UNDP olarak Avrupa Birliği (AB) başta olmak üzere, çeşitli ulusal ve uluslararası donörlerimizin desteği ile uyguladığımız projelerimizde amacımız, büyük bir insani krizden kaçarak ülkemize sığınmış Suriyelilerin ve ani nüfus artışı nedeniyle baskı altında olan ev sahibi topluluk, yerel halk ve idareler ile belediyelerin ekonomik, sosyal, kültürel, kurumsal ve bireysel dayanıklılıklarının artmasına katkıda bulunmak. Yani yerel sorunlara sürdürülebilir çözümler getirmek için, sürdürülebilir kalkınma alanındaki 50 yılı aşkın uzmanlığımızı, teknik birikimimizi ve uluslararası en iyi uygulama örneklerini birleştirip, yine yerel çözümler üretmek için çalışıyoruz. Bu nedenle, projelerimiz kapsamındaki tüm faaliyetler hem yerel nüfusu ve kurumları, hem de geçici koruma altındaki Suriyeli bireyleri hedefliyor.”
Suriye Krizine Yanıt olarak Türkiye’de Dayanıklılık Projesi, (TDP) kapsamında Gaziantep, Adana, Mersin, İzmir’de de model fabrikaların ve inovasyon merkezlerinin açılmasına yönelik çalışmaları hızlandırdıklarını belirten Sanayi ve Teknoloji Bakanlığı Verimlilik Uygulamaları Dairesi Başkanı Mustafa Kemal Akgül ise, “İnşallah bu Aralık ayında bilemediniz Ocak ayı içinde Gaziantep Yetkinlik ve Dijital Dönüşüm Merkezi’ni de açmış olacağız.
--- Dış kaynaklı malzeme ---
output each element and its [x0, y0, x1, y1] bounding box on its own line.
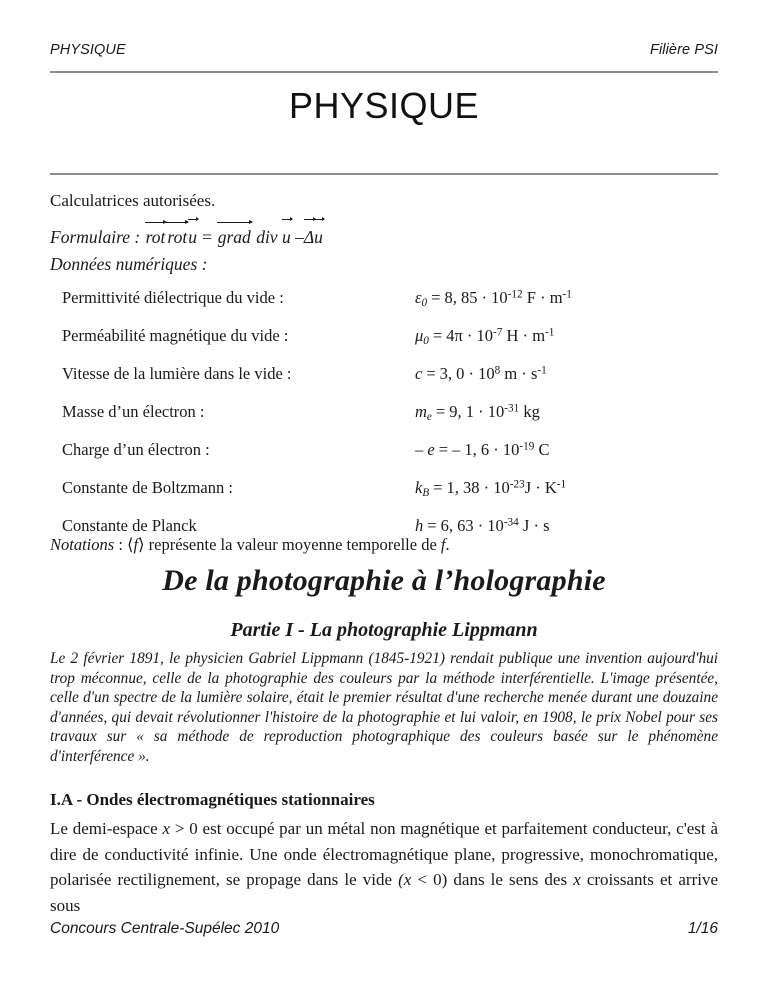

İşletmelerimizin verimlilikle ilgili çalışmaları ve dijital dönüşümle ilgili çalışmalarının hızlandırılması var olan istihdamı korumakta, bununla beraber Gazianep ve Türkiye’de yeni istihdam alanları açmak zorundayız” şeklinde konuştu.
Gaziantep’te, Adana’da ve Mersin’de girişimcilik eğitimleri verdiklerini ifade eden Akgül, “İzmir’de, Konya ve Kayseri’de çalışmalarımıza devam ediyoruz. Bugün ve yarın yapılacak çalıştaylarda özellikle imalat sanayide yeni imalat yöntemleriyle beraber bu alandaki yapılacak dönüşümlerde ne kadar istihdam sağlanabileceğini de konuşacağız. Diğer taraftan yenilik merkezlerinde firmalarımıza sağlanacak olan yeniliğin yol haritasının oluşabilmesi için mutlaka sektörel analizlerin ve sektörel rekabet analizlerinin yapılması lazım” diye konuştu.
Katılımcılar, açılış konuşmalarının ardından program kapsamında eş zamanlı olarak gerçekleştirilen, Gıda Sektörü, Tekstil Sektörü, Makine-Metal Sektörü ve Plastik Sektörü Çalıştayları olmak üzere 4 başlık çerçevesinde sektörel oturumlara katıldılar.
Türk ve Suriyeli katılımcıların, düzenlenecek çalıştaylarla, özellikle ihracat odaklı ve yeni pazarlara açılmalarının sağlanması, ayrıca mal ve hizmet alımlarına yönelik görüşmeler yapması hedefleniyor.
Etkinliğin ikinci günü olan 31 Temmuz Çarşamba günü, Suriyeli ve Türk firmalar arasında konferans ve ikili iş görüşmeleri gerçekleştirilecek.